Day of the Ancestors: Festival of Masks

LA Commons’ Day of the Ancestors: Festival of Masks features a libation ceremony, procession, and a lineup of dance and musical performances with larger than life artwork walking throughout Leimert Park Village.  The festival takes place on Sunday, June 30, at 12 noon.  

The blessing and libation ceremony are designed to invoke a healing and reflection process in the community.  The procession through the streets symbolizes the people's power and capacity to take ownership over their community, address challenges, and create change.
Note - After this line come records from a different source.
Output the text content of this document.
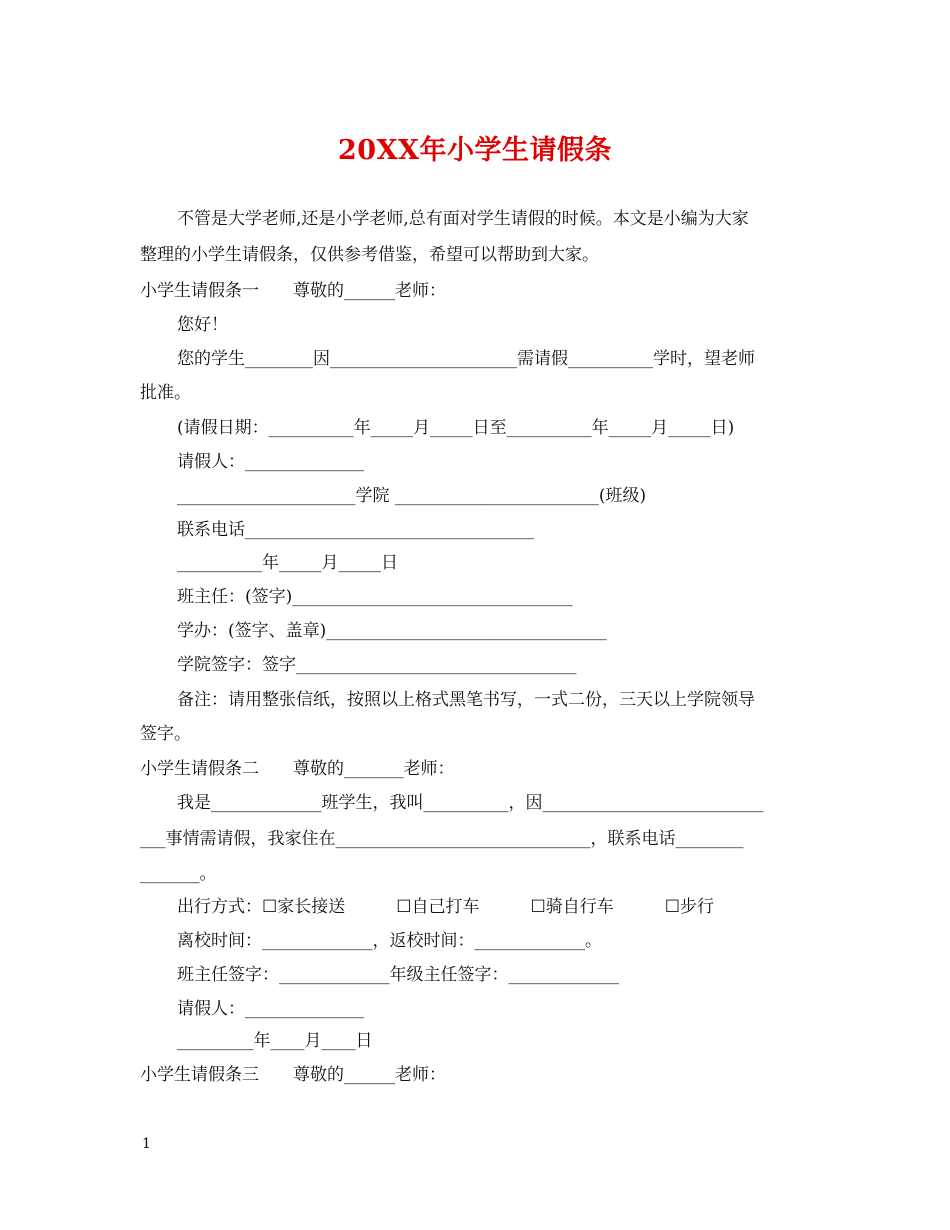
20XX年小学生请假条
不管是大学老师,还是小学老师,总有面对学生请假的时候。本文是小编为大家
整理的小学生请假条，仅供参考借鉴，希望可以帮助到大家。
小学生请假条一　　尊敬的______老师：
您好！
您的学生________因______________________需请假__________学时，望老师
批准。
(请假日期：__________年_____月_____日至__________年_____月_____日)
请假人：______________
_____________________学院 ________________________(班级)
联系电话__________________________________
__________年_____月_____日
班主任：(签字)_________________________________
学办：(签字、盖章)_________________________________
学院签字：签字_________________________________
备注：请用整张信纸，按照以上格式黑笔书写，一式二份，三天以上学院领导
签字。
小学生请假条二　　尊敬的_______老师：
我是_____________班学生，我叫__________，因__________________________
___事情需请假，我家住在______________________________，联系电话________
_______。
出行方式：☐家长接送　　　☐自己打车　　　☐骑自行车　　　☐步行
离校时间：_____________，返校时间：_____________。
班主任签字：_____________年级主任签字：_____________
请假人：______________
_________年____月____日
小学生请假条三　　尊敬的______老师：
1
“Communities thrive when they have a sense of their history,” said Karen Mack, LA Commons executive director.  “As African Americans, our connections to the Africa Diaspora is important in terms of our sense of identity and our ability to function in ways that are aligned with who we are.  Our Western culture is misaligned, which is why so much of our community suffered.  Because our systems are racist and don’t recognize the importance of culture and addressing community needs.  This festival gives us all a chance to affirm that connection and feel whole again.”

In the weeks leading up to the festival, there will be free workshops where community members learn West African and Diaspora music, songs and dance, and locals can help make the masks that will be in the parade.  These workshops run from 11 a.m. to 3 p.m. at LA Commons headquarters, 4343 Leimert Boulevard.

“It’s a beautiful event because we have some fantastic artists working with the community to support the creation of masks and costumes,” Mack said.  “There’s a procession where people have the opportunity to showcase what they created, which is a big part of why people enjoy this.  Everybody comes out on that day in their beautiful creations and celebrates together.  It’s a wonderful opportunity to do that and to experience amazing talents.”

For more information, visit www.lacommons.org


L.A. Carnival on the Shaw

Crenshaw Boulevard will light up on Sunday night, June 30, from north of the Baldwin Hills Crenshaw Plaza down to Leimert Park Village as the L.A. Carnival on the Shaw passes through.  To be clear, this is not a parade where people just stand around and watch.  This is more of an energetic and cultural experience.

“Carnival is not a parade,” said Marie Kellier, the event promoter.  “In a parade, you march orderly along.  A carnival is fun all along the way.  The heart of it is the crowd interaction.”

The festivities will begin with a gathering at 4 p.m. at the corner of Obama Boulevard and Crenshaw Boulevard.  As the drummers and dancers assemble, there will be impromptu music and performances to set the mood.  Observers are welcome to assemble there.  The group will start moving down Crenshaw Boulevard at 6 p.m., and complete their route in the village.  This is a masquerade type of event with Caribbean themes.

“Some people are very exposed in the way that they are dressed, and some people are very conservative,” Keller said.  “We have the large format costumes, which are the ones on wheels.  We’re all dancing along the route.”